I spent Tuesday-Thursday this past week in Spain. On Tuesday morning, I flew to Madrid. That afternoon/evening, our company there had organised a small conference about our stuff, and I was the last speaker in the evening. The day was quite relaxed, I could do my emailing and keeping up with stuff at the location (a very modern new thing, owned by a telecommunications company in the heart of Madrid), and then just had to do my speech. The evening afterwards was the best part of the journey: Salina, my ex whom I’d met again the very day that the relationship with B was over, lives in Madrid. I spent the evening with her and with her boy-friend who is just about the most delightful person ever. We hit it off really really well, and it was just a wonderful evening. I hope to be able to see them again soon. What also did make the day fun was an on-going exchange of DM messages on Twitter with this woman whom I’m meeting in Amsterdam in a couple of weeks. I am getting too hung up on that, on that drug of these little pings, I need to be careful. But it’s nice. On Wednesday I took the train to Barcelona, where I stayed until Thursday afternoon, doing meetings, having phone calls etc., and then took the plane back to Berlin.
Monday and Friday were “days off”, according to my new plan and agreement with Tone. I still feel a little uneasy about it because I didn’t really tell anyone, and I am just worried that I am simply not being fair with my colleagues. But on the other hand, I shouldn’t be measuring my work in terms of days or hours that I am spending, and when I am spending them, but rather in terms of whether I am creating the output I need to create. And I think I am not doing too badly with the way I am handling it now. On both days, I did some emailing and answering the phone, and on Friday we had a particularly interesting call, Tone and me: we were talking with a former boss of mine. We had been talking to her about whether or not to ask her to join us as our new international CEO. In this call, she finally said she felt she couldn’t do it, but she gave us some wonderful advice, and I was really happy about the call.
Also, I started editing the little film I had made at Ars Electronica. I think it might turn out quite nice, actually.
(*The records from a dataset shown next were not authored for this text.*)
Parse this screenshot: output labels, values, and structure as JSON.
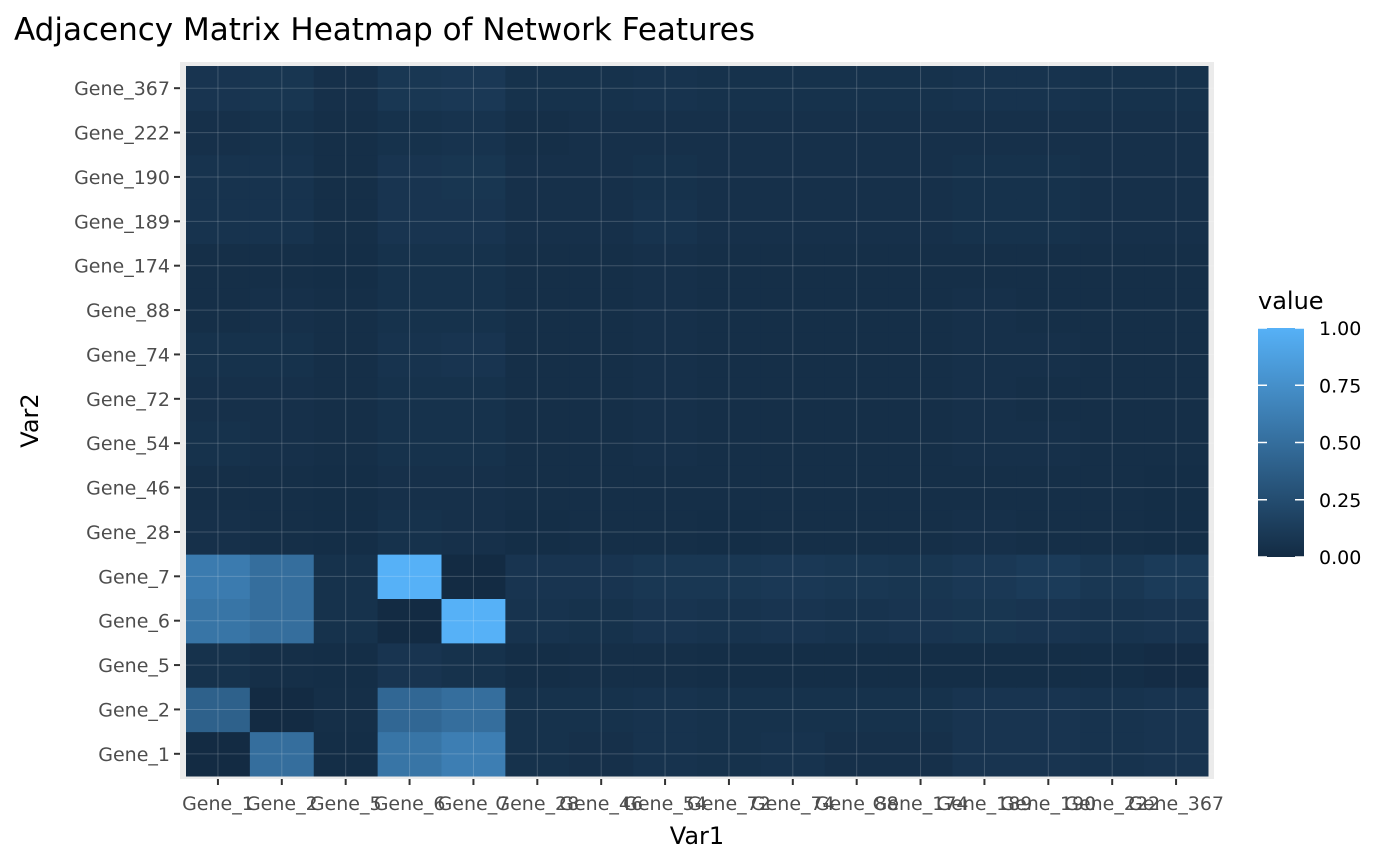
{
  "chart_data": {
    "type": "heatmap",
    "title": "Adjacency Matrix Heatmap of Network Features",
    "xlabel": "Var1",
    "ylabel": "Var2",
    "x_categories": [
      "Gene_1",
      "Gene_2",
      "Gene_5",
      "Gene_6",
      "Gene_7",
      "Gene_28",
      "Gene_46",
      "Gene_54",
      "Gene_72",
      "Gene_74",
      "Gene_88",
      "Gene_174",
      "Gene_189",
      "Gene_190",
      "Gene_222",
      "Gene_367"
    ],
    "y_categories": [
      "Gene_1",
      "Gene_2",
      "Gene_5",
      "Gene_6",
      "Gene_7",
      "Gene_28",
      "Gene_46",
      "Gene_54",
      "Gene_72",
      "Gene_74",
      "Gene_88",
      "Gene_174",
      "Gene_189",
      "Gene_190",
      "Gene_222",
      "Gene_367"
    ],
    "values": [
      [
        0.0,
        0.5,
        0.02,
        0.55,
        0.62,
        0.05,
        0.04,
        0.06,
        0.05,
        0.06,
        0.04,
        0.04,
        0.07,
        0.07,
        0.06,
        0.07
      ],
      [
        0.4,
        0.0,
        0.03,
        0.45,
        0.5,
        0.05,
        0.05,
        0.06,
        0.05,
        0.05,
        0.05,
        0.05,
        0.07,
        0.07,
        0.06,
        0.07
      ],
      [
        0.05,
        0.03,
        0.02,
        0.07,
        0.05,
        0.02,
        0.03,
        0.03,
        0.02,
        0.02,
        0.02,
        0.02,
        0.02,
        0.02,
        0.02,
        0.01
      ],
      [
        0.55,
        0.5,
        0.05,
        0.0,
        1.0,
        0.06,
        0.05,
        0.07,
        0.06,
        0.07,
        0.06,
        0.07,
        0.08,
        0.07,
        0.06,
        0.07
      ],
      [
        0.6,
        0.5,
        0.05,
        1.0,
        0.0,
        0.07,
        0.07,
        0.09,
        0.09,
        0.1,
        0.09,
        0.08,
        0.1,
        0.12,
        0.09,
        0.12
      ],
      [
        0.04,
        0.03,
        0.02,
        0.05,
        0.04,
        0.02,
        0.03,
        0.03,
        0.02,
        0.03,
        0.03,
        0.03,
        0.04,
        0.03,
        0.03,
        0.02
      ],
      [
        0.03,
        0.03,
        0.02,
        0.04,
        0.04,
        0.03,
        0.03,
        0.03,
        0.03,
        0.03,
        0.03,
        0.03,
        0.03,
        0.03,
        0.03,
        0.02
      ],
      [
        0.05,
        0.04,
        0.03,
        0.05,
        0.05,
        0.03,
        0.03,
        0.04,
        0.03,
        0.03,
        0.03,
        0.03,
        0.04,
        0.04,
        0.03,
        0.03
      ],
      [
        0.04,
        0.04,
        0.03,
        0.05,
        0.05,
        0.03,
        0.03,
        0.04,
        0.03,
        0.03,
        0.03,
        0.03,
        0.04,
        0.03,
        0.03,
        0.03
      ],
      [
        0.05,
        0.05,
        0.03,
        0.06,
        0.07,
        0.03,
        0.03,
        0.04,
        0.03,
        0.03,
        0.03,
        0.03,
        0.04,
        0.04,
        0.03,
        0.03
      ],
      [
        0.03,
        0.04,
        0.03,
        0.05,
        0.05,
        0.03,
        0.03,
        0.04,
        0.03,
        0.03,
        0.03,
        0.03,
        0.04,
        0.03,
        0.03,
        0.03
      ],
      [
        0.03,
        0.03,
        0.02,
        0.05,
        0.05,
        0.03,
        0.03,
        0.04,
        0.03,
        0.03,
        0.03,
        0.03,
        0.03,
        0.03,
        0.03,
        0.03
      ],
      [
        0.06,
        0.06,
        0.03,
        0.07,
        0.07,
        0.04,
        0.04,
        0.06,
        0.04,
        0.04,
        0.04,
        0.04,
        0.05,
        0.05,
        0.04,
        0.04
      ],
      [
        0.06,
        0.06,
        0.03,
        0.07,
        0.08,
        0.04,
        0.04,
        0.05,
        0.04,
        0.04,
        0.04,
        0.04,
        0.05,
        0.05,
        0.04,
        0.04
      ],
      [
        0.04,
        0.05,
        0.03,
        0.05,
        0.06,
        0.03,
        0.04,
        0.04,
        0.04,
        0.04,
        0.04,
        0.04,
        0.04,
        0.04,
        0.04,
        0.04
      ],
      [
        0.07,
        0.08,
        0.04,
        0.09,
        0.1,
        0.05,
        0.05,
        0.06,
        0.05,
        0.05,
        0.05,
        0.05,
        0.06,
        0.06,
        0.05,
        0.05
      ]
    ],
    "legend": {
      "title": "value",
      "placement": "right",
      "breaks": [
        0.0,
        0.25,
        0.5,
        0.75,
        1.0
      ],
      "labels": [
        "0.00",
        "0.25",
        "0.50",
        "0.75",
        "1.00"
      ],
      "low_color": "#132B43",
      "high_color": "#56B1F7"
    },
    "value_range": [
      0,
      1
    ],
    "grid": true
  }
}
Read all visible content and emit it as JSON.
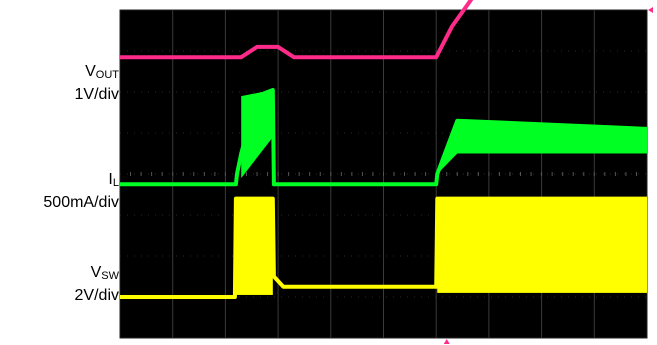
{
  "channels": [
    {
      "name": "V",
      "subscript": "OUT",
      "scale": "1V/div",
      "color": "#ff2b8a"
    },
    {
      "name": "I",
      "subscript": "L",
      "scale": "500mA/div",
      "color": "#00ff22"
    },
    {
      "name": "V",
      "subscript": "SW",
      "scale": "2V/div",
      "color": "#ffff00"
    }
  ],
  "chart_data": {
    "type": "line",
    "grid": true,
    "x_divisions": 10,
    "y_divisions": 8,
    "series": [
      {
        "name": "VOUT",
        "unit": "1V/div",
        "color": "#ff2b8a",
        "x": [
          0,
          2.3,
          2.6,
          3.0,
          3.3,
          6.0,
          6.3,
          6.8,
          7.0,
          10
        ],
        "y": [
          6.85,
          6.85,
          7.1,
          7.1,
          6.85,
          6.85,
          7.6,
          8.5,
          8.6,
          8.6
        ]
      },
      {
        "name": "IL",
        "unit": "500mA/div",
        "color": "#00ff22",
        "x": [
          0,
          2.2,
          2.22,
          2.3,
          2.6,
          2.9,
          2.92,
          6.0,
          6.02,
          6.4,
          10
        ],
        "y": [
          3.75,
          3.75,
          4.0,
          4.5,
          5.9,
          6.05,
          3.75,
          3.75,
          4.0,
          5.3,
          5.1
        ]
      },
      {
        "name": "VSW",
        "unit": "2V/div",
        "color": "#ffff00",
        "x": [
          0,
          2.18,
          2.2,
          2.9,
          2.92,
          3.1,
          6.0,
          6.02,
          10
        ],
        "y": [
          1.0,
          1.0,
          3.4,
          3.4,
          1.5,
          1.25,
          1.25,
          3.4,
          3.4
        ]
      }
    ]
  }
}
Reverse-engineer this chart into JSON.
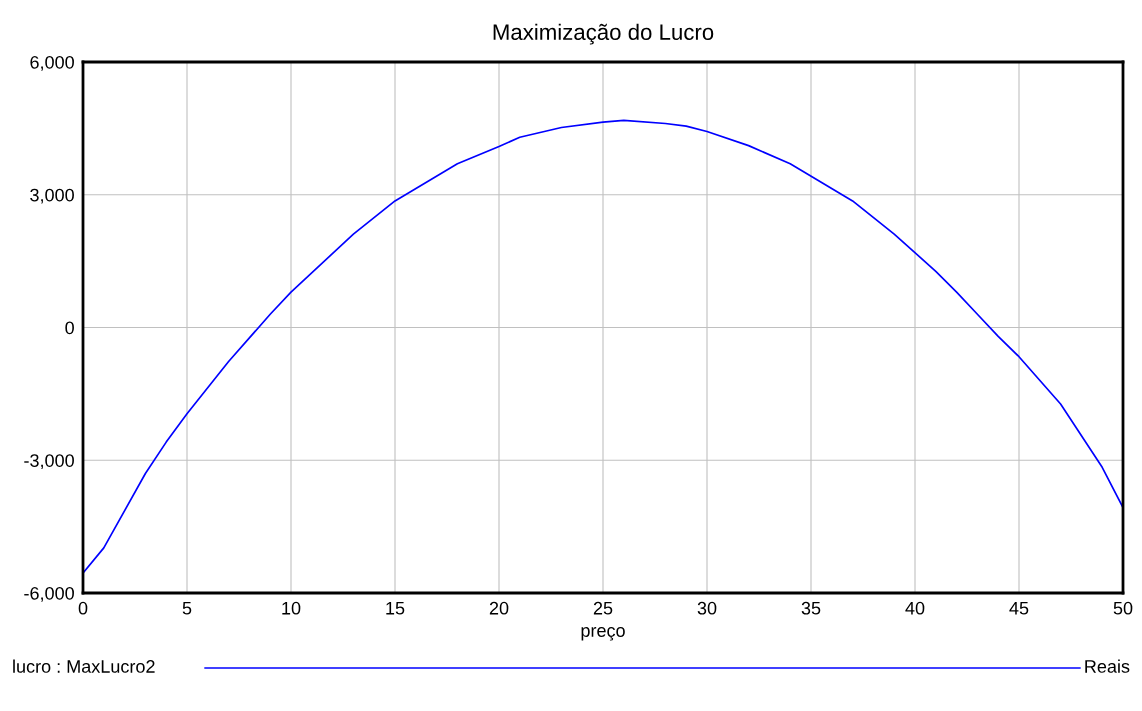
{
  "chart_data": {
    "type": "line",
    "title": "Maximização do Lucro",
    "xlabel": "preço",
    "x": [
      0,
      1,
      3,
      4,
      5,
      7,
      9,
      10,
      13,
      15,
      18,
      20,
      21,
      23,
      25,
      26,
      28,
      29,
      30,
      32,
      34,
      37,
      39,
      41,
      42,
      43,
      44,
      45,
      47,
      49,
      50
    ],
    "series": [
      {
        "name": "lucro : MaxLucro2",
        "color": "#0000ff",
        "values": [
          -5550,
          -4980,
          -3300,
          -2590,
          -1950,
          -770,
          300,
          800,
          2110,
          2860,
          3700,
          4090,
          4300,
          4520,
          4640,
          4680,
          4610,
          4550,
          4430,
          4110,
          3700,
          2860,
          2110,
          1270,
          800,
          300,
          -200,
          -660,
          -1730,
          -3160,
          -4070
        ]
      }
    ],
    "xlim": [
      0,
      50
    ],
    "xticks": [
      0,
      5,
      10,
      15,
      20,
      25,
      30,
      35,
      40,
      45,
      50
    ],
    "ylim": [
      -6000,
      6000
    ],
    "yticks": [
      {
        "value": -6000,
        "label": "-6,000"
      },
      {
        "value": -3000,
        "label": "-3,000"
      },
      0,
      {
        "value": 3000,
        "label": "3,000"
      },
      {
        "value": 6000,
        "label": "6,000"
      }
    ],
    "grid": true,
    "legend": "bottom",
    "annotations": [
      "Reais"
    ]
  }
}
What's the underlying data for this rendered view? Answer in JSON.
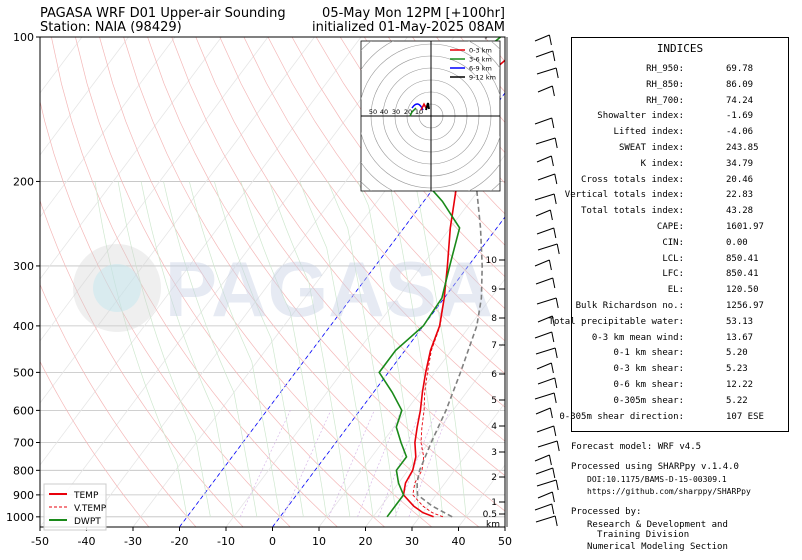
{
  "header": {
    "title_left": "PAGASA WRF D01 Upper-air Sounding",
    "station": "Station: NAIA (98429)",
    "valid_time": "05-May Mon 12PM [+100hr]",
    "init_time": "initialized 01-May-2025 08AM"
  },
  "watermark": "PAGASA",
  "chart_data": {
    "type": "line",
    "title": "",
    "xlabel": "",
    "ylabel": "",
    "x_ticks": [
      "-50",
      "-40",
      "-30",
      "-20",
      "-10",
      "0",
      "10",
      "20",
      "30",
      "40",
      "50"
    ],
    "y_ticks": [
      "100",
      "200",
      "300",
      "400",
      "500",
      "600",
      "700",
      "800",
      "900",
      "1000"
    ],
    "xlim": [
      -50,
      50
    ],
    "ylim": [
      1050,
      100
    ],
    "y_scale": "log",
    "grid": true,
    "legend_position": "lower-left",
    "legend": [
      "TEMP",
      "V.TEMP",
      "DWPT"
    ],
    "series": [
      {
        "name": "TEMP",
        "color": "#e8000b",
        "points": [
          [
            33,
            1000
          ],
          [
            30,
            980
          ],
          [
            27,
            950
          ],
          [
            23,
            900
          ],
          [
            21.5,
            850
          ],
          [
            21,
            800
          ],
          [
            19.5,
            750
          ],
          [
            17,
            700
          ],
          [
            15,
            650
          ],
          [
            13,
            600
          ],
          [
            10.5,
            550
          ],
          [
            8,
            500
          ],
          [
            5.5,
            450
          ],
          [
            3.5,
            400
          ],
          [
            0,
            350
          ],
          [
            -4.5,
            300
          ],
          [
            -10,
            250
          ],
          [
            -16,
            200
          ],
          [
            -22,
            170
          ],
          [
            -26,
            150
          ],
          [
            -28,
            130
          ],
          [
            -25,
            110
          ],
          [
            -23,
            100
          ]
        ]
      },
      {
        "name": "V.TEMP",
        "color": "#e8000b",
        "points": [
          [
            35,
            1000
          ],
          [
            32,
            980
          ],
          [
            29,
            950
          ],
          [
            25,
            900
          ],
          [
            23.5,
            850
          ],
          [
            23,
            800
          ],
          [
            21.2,
            750
          ],
          [
            18.3,
            700
          ],
          [
            16,
            650
          ],
          [
            13.8,
            600
          ],
          [
            11,
            550
          ],
          [
            8.4,
            500
          ],
          [
            5.7,
            450
          ],
          [
            3.6,
            400
          ],
          [
            0,
            350
          ],
          [
            -4.5,
            300
          ],
          [
            -10,
            250
          ],
          [
            -16,
            200
          ],
          [
            -22,
            170
          ],
          [
            -26,
            150
          ],
          [
            -28,
            130
          ],
          [
            -25,
            110
          ],
          [
            -23,
            100
          ]
        ]
      },
      {
        "name": "DWPT",
        "color": "#1a8a1a",
        "points": [
          [
            23,
            1000
          ],
          [
            23,
            950
          ],
          [
            23,
            900
          ],
          [
            20,
            850
          ],
          [
            17.5,
            800
          ],
          [
            17.5,
            750
          ],
          [
            14,
            700
          ],
          [
            10.5,
            650
          ],
          [
            9,
            600
          ],
          [
            4,
            550
          ],
          [
            -2,
            500
          ],
          [
            -2,
            450
          ],
          [
            0,
            400
          ],
          [
            -0.5,
            350
          ],
          [
            -4,
            300
          ],
          [
            -8,
            250
          ],
          [
            -16,
            220
          ],
          [
            -23,
            200
          ],
          [
            -25,
            180
          ],
          [
            -27,
            160
          ],
          [
            -30,
            140
          ],
          [
            -32,
            120
          ],
          [
            -32,
            110
          ],
          [
            -30,
            100
          ]
        ]
      },
      {
        "name": "",
        "color": "#808080",
        "points": [
          [
            37,
            1000
          ],
          [
            31,
            950
          ],
          [
            26,
            900
          ],
          [
            24,
            850
          ],
          [
            22.5,
            800
          ],
          [
            20.5,
            700
          ],
          [
            18.5,
            600
          ],
          [
            15.5,
            500
          ],
          [
            11.5,
            400
          ],
          [
            8,
            350
          ],
          [
            3,
            300
          ],
          [
            -3.5,
            250
          ],
          [
            -12,
            200
          ],
          [
            -18,
            170
          ],
          [
            -23,
            150
          ],
          [
            -28,
            130
          ],
          [
            -32,
            110
          ],
          [
            -33,
            100
          ]
        ]
      }
    ],
    "height_labels": [
      "1",
      "0.5",
      "2",
      "3",
      "4",
      "5",
      "6",
      "7",
      "8",
      "9",
      "10",
      "km"
    ],
    "hodograph": {
      "ring_labels": [
        "50",
        "40",
        "30",
        "20",
        "10"
      ],
      "legend": [
        "0-3 km",
        "3-6 km",
        "6-9 km",
        "9-12 km"
      ],
      "legend_colors": [
        "#e8000b",
        "#1a8a1a",
        "#0000ff",
        "#000000"
      ]
    }
  },
  "indices": {
    "title": "INDICES",
    "rows": [
      {
        "label": "RH_950:",
        "value": "69.78"
      },
      {
        "label": "RH_850:",
        "value": "86.09"
      },
      {
        "label": "RH_700:",
        "value": "74.24"
      },
      {
        "label": "Showalter index:",
        "value": "-1.69"
      },
      {
        "label": "Lifted index:",
        "value": "-4.06"
      },
      {
        "label": "SWEAT index:",
        "value": "243.85"
      },
      {
        "label": "K index:",
        "value": "34.79"
      },
      {
        "label": "Cross totals index:",
        "value": "20.46"
      },
      {
        "label": "Vertical totals index:",
        "value": "22.83"
      },
      {
        "label": "Total totals index:",
        "value": "43.28"
      },
      {
        "label": "CAPE:",
        "value": "1601.97"
      },
      {
        "label": "CIN:",
        "value": "0.00"
      },
      {
        "label": "LCL:",
        "value": "850.41"
      },
      {
        "label": "LFC:",
        "value": "850.41"
      },
      {
        "label": "EL:",
        "value": "120.50"
      },
      {
        "label": "Bulk Richardson no.:",
        "value": "1256.97"
      },
      {
        "label": "Total precipitable water:",
        "value": "53.13"
      },
      {
        "label": "0-3 km mean wind:",
        "value": "13.67"
      },
      {
        "label": "0-1 km shear:",
        "value": "5.20"
      },
      {
        "label": "0-3 km shear:",
        "value": "5.23"
      },
      {
        "label": "0-6 km shear:",
        "value": "12.22"
      },
      {
        "label": "0-305m shear:",
        "value": "5.22"
      },
      {
        "label": "0-305m shear direction:",
        "value": "107 ESE"
      }
    ]
  },
  "footer": {
    "model": "Forecast model: WRF v4.5",
    "processed_with": "Processed using SHARPpy v.1.4.0",
    "doi": "DOI:10.1175/BAMS-D-15-00309.1",
    "url": "https://github.com/sharppy/SHARPpy",
    "processed_by": "Processed by:",
    "org1": "Research & Development and",
    "org2": "Training Division",
    "org3": "Numerical Modeling Section"
  }
}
Generally, I am doing quite well these days. The mix and balance between travel for work and free time is really interesting, and I think a good idea. I am also happy about this slowly developing contact with this person in Amsterdam. Even though I shouldn’t get my hopes up too high. Right now, it had died down a little again, but that’s probably also because she is currently finishing her dissertation. And still kind of moving in. And still getting into the new job … But even beyond that, I think I am finally finding out who I am, understanding myself and my life better. Feeling at home in my skin. Things are still often stressful, and taxing, but overall good, right now.